ChatGPT: 'Everybody in HR needs to be comfortable with this stuff'

HR thought leader Josh Bersin on ChatGPT and AI in HR

ChatGPT: 'Everybody in HR needs to be comfortable with this stuff'

Josh Bersin, renowned global HR industry analyst and founder of The Josh Bersin Company, has built a business around being on the forefront of HR trends. He’s spent two decades leading research on all aspects of the HR landscape, including the adoption of technology.

As ChatGPT is emerging as one of the most highly utilized AI tools, HRD Talk sat down with him to gain some insights into how HR should be best implementing this new technology into its processes.

A first benefit is purely the speed with which ChatGPT can scour the internet, making researching for HR much faster. But the uses go much further than that.

“Many of the things we do in training, in recruiting, in employee communications, in benefits administration, has to do with communicating and sending information to employees in a way that they understand it. This is a great writing tool. It's a great way to summarize information that's complex, make it easier to communicate,” Bersin said. “You don't have to start from scratch.”

Bersin also pointed out that processes such as writing onboarding guides and compliance documentation can be automated with AI, as well as turning existing company documentation into training material.

“You can summarize it in just a few minutes and get that information into the form of a narrative, or something to read or something to listen to. So that's a huge value add.”

ChatGPT may change the way HR works

Large language models (LLMs) has the potential to make big waves in the way HR manages a workforce, Bersin said. Skills seeking, candidate assessment, promotion – all ChatGPT-based functions that will be incorporated into HR departments and, when used efficiently, can transform processes.

“That is going to transform many, many other things in HR, how we decide who to hire, how we decide who promote, what skills are missing in our company versus peers, who has skills adjacencies and can be easily retrained into new roles, and so forth. I just think this is spectacular technology,” he said.

Bersin doesn’t see “any big risks”, he said, other than the fact that some employees, when using ChatGPT, may gather incorrect information from the public internet. But this can be mitigated by training and ensuring that processes and data mining are conducted in-house so there is more control over the content.

“But generally speaking, it is just a magnificent tool set for a whole bunch of things in HR,” he said.

How HR should be using ChatGPT

Bersin shared that compared to when he started working in HR over twenty years ago, HR departments can not function optimally without using technology – and keeping up to date with it. Pointing to payroll software, virtual meetings, and employee education as examples of how technology has become integral to HR, he continued that AI is the next step in that progression, and a crucial one.

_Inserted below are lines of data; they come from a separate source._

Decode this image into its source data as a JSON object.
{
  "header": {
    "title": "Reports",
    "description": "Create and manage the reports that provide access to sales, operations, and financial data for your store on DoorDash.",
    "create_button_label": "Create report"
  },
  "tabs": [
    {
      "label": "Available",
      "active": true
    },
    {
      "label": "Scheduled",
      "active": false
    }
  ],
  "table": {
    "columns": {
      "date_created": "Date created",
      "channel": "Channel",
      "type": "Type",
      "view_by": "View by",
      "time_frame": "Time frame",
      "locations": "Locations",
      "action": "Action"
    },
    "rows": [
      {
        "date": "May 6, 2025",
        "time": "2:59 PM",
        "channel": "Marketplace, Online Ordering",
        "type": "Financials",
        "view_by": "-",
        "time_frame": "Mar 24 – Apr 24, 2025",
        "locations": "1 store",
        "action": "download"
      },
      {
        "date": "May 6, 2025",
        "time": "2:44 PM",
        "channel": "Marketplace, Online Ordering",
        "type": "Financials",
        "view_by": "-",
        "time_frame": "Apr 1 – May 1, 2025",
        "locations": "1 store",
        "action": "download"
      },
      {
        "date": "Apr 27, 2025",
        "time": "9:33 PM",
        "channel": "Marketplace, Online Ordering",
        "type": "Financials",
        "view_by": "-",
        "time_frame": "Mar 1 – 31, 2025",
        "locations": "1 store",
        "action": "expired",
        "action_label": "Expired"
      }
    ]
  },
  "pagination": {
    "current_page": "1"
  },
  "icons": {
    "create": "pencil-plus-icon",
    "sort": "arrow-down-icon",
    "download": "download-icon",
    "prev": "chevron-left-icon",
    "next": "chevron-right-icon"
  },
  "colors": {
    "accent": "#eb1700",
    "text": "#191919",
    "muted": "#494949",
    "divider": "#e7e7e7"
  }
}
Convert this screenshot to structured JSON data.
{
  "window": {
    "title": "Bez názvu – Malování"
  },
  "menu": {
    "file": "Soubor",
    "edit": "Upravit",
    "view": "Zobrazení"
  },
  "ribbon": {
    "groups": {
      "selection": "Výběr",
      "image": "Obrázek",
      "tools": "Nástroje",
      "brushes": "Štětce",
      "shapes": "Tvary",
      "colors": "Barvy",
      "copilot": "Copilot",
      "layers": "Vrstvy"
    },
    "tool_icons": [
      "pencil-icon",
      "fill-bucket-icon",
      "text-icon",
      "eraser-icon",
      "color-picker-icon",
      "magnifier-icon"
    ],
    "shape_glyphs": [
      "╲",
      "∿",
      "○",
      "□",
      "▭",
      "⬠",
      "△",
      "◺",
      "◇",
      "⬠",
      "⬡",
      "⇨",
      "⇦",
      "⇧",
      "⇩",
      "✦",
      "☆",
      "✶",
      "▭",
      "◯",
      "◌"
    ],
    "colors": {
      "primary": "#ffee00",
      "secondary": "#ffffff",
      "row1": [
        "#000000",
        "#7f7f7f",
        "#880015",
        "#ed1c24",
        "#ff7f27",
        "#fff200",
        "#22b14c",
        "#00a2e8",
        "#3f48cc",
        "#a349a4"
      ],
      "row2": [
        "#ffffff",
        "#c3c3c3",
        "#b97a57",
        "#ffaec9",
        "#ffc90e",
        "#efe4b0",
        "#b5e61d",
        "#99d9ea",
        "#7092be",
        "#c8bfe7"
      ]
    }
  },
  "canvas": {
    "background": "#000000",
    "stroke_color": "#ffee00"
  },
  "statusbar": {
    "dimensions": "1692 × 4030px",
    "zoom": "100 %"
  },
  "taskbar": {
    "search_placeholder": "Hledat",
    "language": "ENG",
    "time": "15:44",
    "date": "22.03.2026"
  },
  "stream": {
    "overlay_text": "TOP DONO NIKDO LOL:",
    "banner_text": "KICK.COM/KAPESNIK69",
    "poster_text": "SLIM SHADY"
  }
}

“Everything in HR is technology-fueled now, everything in business is really, and the rate of change and innovation of technology is accelerated because of the pandemic,” he explained. “The technology way surpassed everybody's expectations in the human side of business, so unfortunately, you have to really make sure your IT folks are working closely with you to evaluate these hundreds and hundreds of things that are coming at you all the time.”

Lastly, on the question of bias in AI hiring processes, Bersin isn’t fazed. There has always been bias in hiring, he said, except it was the humans who were biased, not any software. Also as digital hiring technology evolves from its beginning around ten years ago, the programming is getting better and laws are catching up.

“You know how hard it is to really get to know somebody, and what they're going to be able to do, in a 15, 20, 30-minute interview, it's very, very, very hard,” he said. “So we've been using bias as humans for a long, long time. I think these data-driven tools are a big plus, as long as we get past these inbred bias issues that engineers can basically design the systems not to do.”